ECLI:NL:RBDHA:2023:4710
Rechtbank Den Haag
- Vereenvoudigde behandeling
- Rechtspraak.nl
Asielaanvraag en niet-tijdig beslissen door de Staatssecretaris van Justitie en Veiligheid
In deze zaak hebben eisers, van Iraanse nationaliteit, op 15 januari 2020 een aanvraag ingediend voor een verblijfsvergunning asiel voor bepaalde tijd. De aanvraag werd op 22 maart 2021 door de Staatssecretaris van Justitie en Veiligheid afgewezen. Tegen deze afwijzing hebben eisers beroep ingesteld, maar de rechtbank in Utrecht verklaarde het beroep op 29 april 2021 ongegrond. Eisers hebben vervolgens hoger beroep ingesteld bij de Afdeling bestuursrechtspraak van de Raad van State (ABRvS), die op 1 februari 2022 het besluit van de Staatssecretaris vernietigde en hem opdroeg opnieuw op de aanvraag te beslissen.
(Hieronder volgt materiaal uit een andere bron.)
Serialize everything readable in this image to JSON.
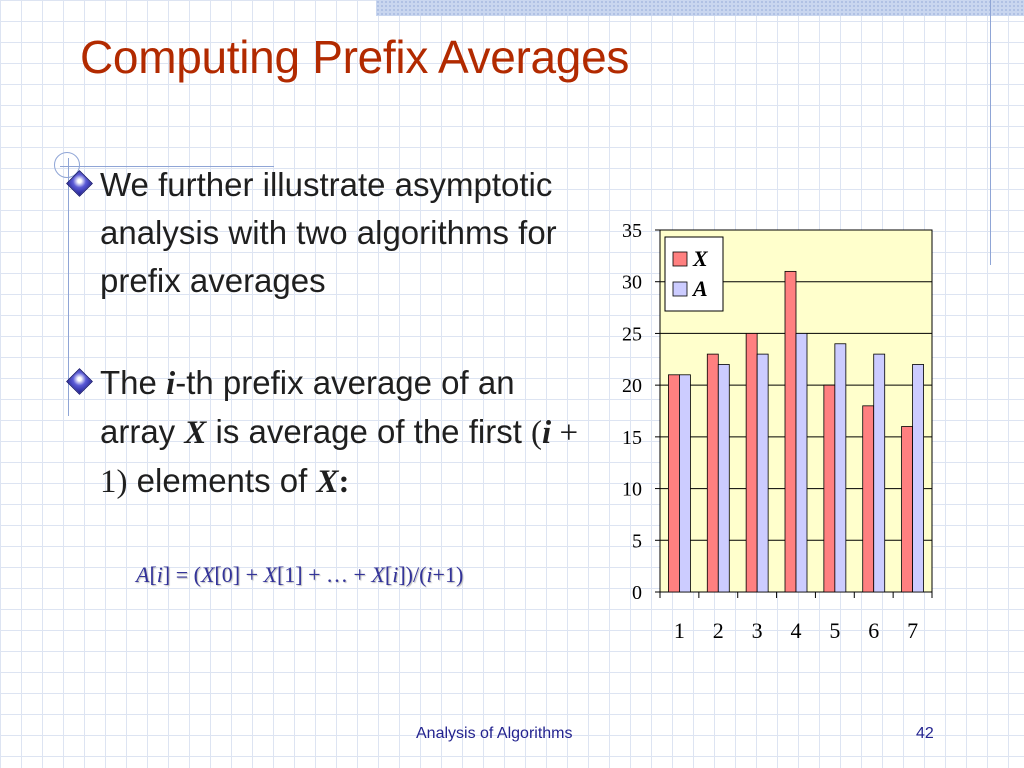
{
  "slide": {
    "title": "Computing Prefix Averages",
    "footer_title": "Analysis of Algorithms",
    "page_number": "42",
    "colors": {
      "title": "#b22a00",
      "text": "#1f1f1f",
      "formula": "#333399",
      "footer": "#23238f"
    }
  },
  "bullets": [
    {
      "text": "We further illustrate asymptotic analysis with two algorithms for prefix averages"
    },
    {
      "part1": "The ",
      "i": "i",
      "part2": "-th prefix average of an array ",
      "x": "X",
      "part3": " is average of the first ",
      "paren_open": "(",
      "i2": "i",
      "plus_one": " + 1)",
      "part4": " elements of ",
      "x2": "X",
      "colon": ":"
    }
  ],
  "formula": "A[i] = (X[0] + X[1] + … + X[i])/(i+1)",
  "chart_data": {
    "type": "bar",
    "categories": [
      "1",
      "2",
      "3",
      "4",
      "5",
      "6",
      "7"
    ],
    "series": [
      {
        "name": "X",
        "values": [
          21,
          23,
          25,
          31,
          20,
          18,
          16
        ],
        "color": "#ff8080"
      },
      {
        "name": "A",
        "values": [
          21,
          22,
          23,
          25,
          24,
          23,
          22
        ],
        "color": "#ccccff"
      }
    ],
    "ylim": [
      0,
      35
    ],
    "yticks": [
      0,
      5,
      10,
      15,
      20,
      25,
      30,
      35
    ],
    "grid": true,
    "plot_background": "#ffffcc",
    "legend": "top-left"
  }
}
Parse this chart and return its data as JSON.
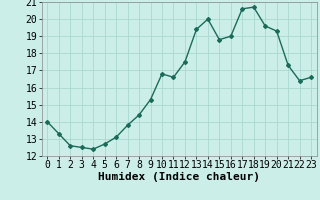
{
  "x": [
    0,
    1,
    2,
    3,
    4,
    5,
    6,
    7,
    8,
    9,
    10,
    11,
    12,
    13,
    14,
    15,
    16,
    17,
    18,
    19,
    20,
    21,
    22,
    23
  ],
  "y": [
    14.0,
    13.3,
    12.6,
    12.5,
    12.4,
    12.7,
    13.1,
    13.8,
    14.4,
    15.3,
    16.8,
    16.6,
    17.5,
    19.4,
    20.0,
    18.8,
    19.0,
    20.6,
    20.7,
    19.6,
    19.3,
    17.3,
    16.4,
    16.6
  ],
  "xlabel": "Humidex (Indice chaleur)",
  "ylim": [
    12,
    21
  ],
  "xlim": [
    -0.5,
    23.5
  ],
  "yticks": [
    12,
    13,
    14,
    15,
    16,
    17,
    18,
    19,
    20,
    21
  ],
  "xticks": [
    0,
    1,
    2,
    3,
    4,
    5,
    6,
    7,
    8,
    9,
    10,
    11,
    12,
    13,
    14,
    15,
    16,
    17,
    18,
    19,
    20,
    21,
    22,
    23
  ],
  "line_color": "#1a6b5a",
  "marker": "D",
  "marker_size": 2.0,
  "bg_color": "#cceee8",
  "grid_color": "#aad8d2",
  "xlabel_fontsize": 8,
  "tick_fontsize": 7
}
Eisers hebben de Staatssecretaris op 20 juni 2022 in gebreke gesteld wegens het niet tijdig beslissen op hun asielaanvraag. Op 19 juli 2022 hebben zij afzonderlijk beroep ingesteld tegen het niet tijdig nemen van een besluit. De rechtbank heeft op basis van artikel 8:54 van de Algemene wet bestuursrecht (Awb) uitspraak gedaan zonder zitting. De rechtbank overweegt dat het niet tijdig nemen van een besluit gelijkgesteld wordt met een besluit en dat eisers prematuur in gebreke zijn gesteld, omdat de beslistermijn op dat moment nog niet was verstreken.
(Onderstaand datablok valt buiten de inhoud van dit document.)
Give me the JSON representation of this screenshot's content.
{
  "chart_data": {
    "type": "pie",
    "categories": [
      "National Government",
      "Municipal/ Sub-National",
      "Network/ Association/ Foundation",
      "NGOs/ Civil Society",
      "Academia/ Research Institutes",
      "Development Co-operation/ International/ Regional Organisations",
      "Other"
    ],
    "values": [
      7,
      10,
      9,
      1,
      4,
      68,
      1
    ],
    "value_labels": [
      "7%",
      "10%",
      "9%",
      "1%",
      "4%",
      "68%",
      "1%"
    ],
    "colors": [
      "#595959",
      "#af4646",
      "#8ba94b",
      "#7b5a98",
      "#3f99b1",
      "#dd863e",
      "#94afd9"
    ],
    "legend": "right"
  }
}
De rechtbank concludeert dat het beroep van eisers kennelijk niet-ontvankelijk is, omdat niet is voldaan aan de voorwaarden voor het instellen van beroep. Er is geen aanleiding voor een proceskostenvergoeding. De uitspraak is gedaan door mr. C.H. de Groot, rechter, en openbaar gemaakt op rechtspraak.nl.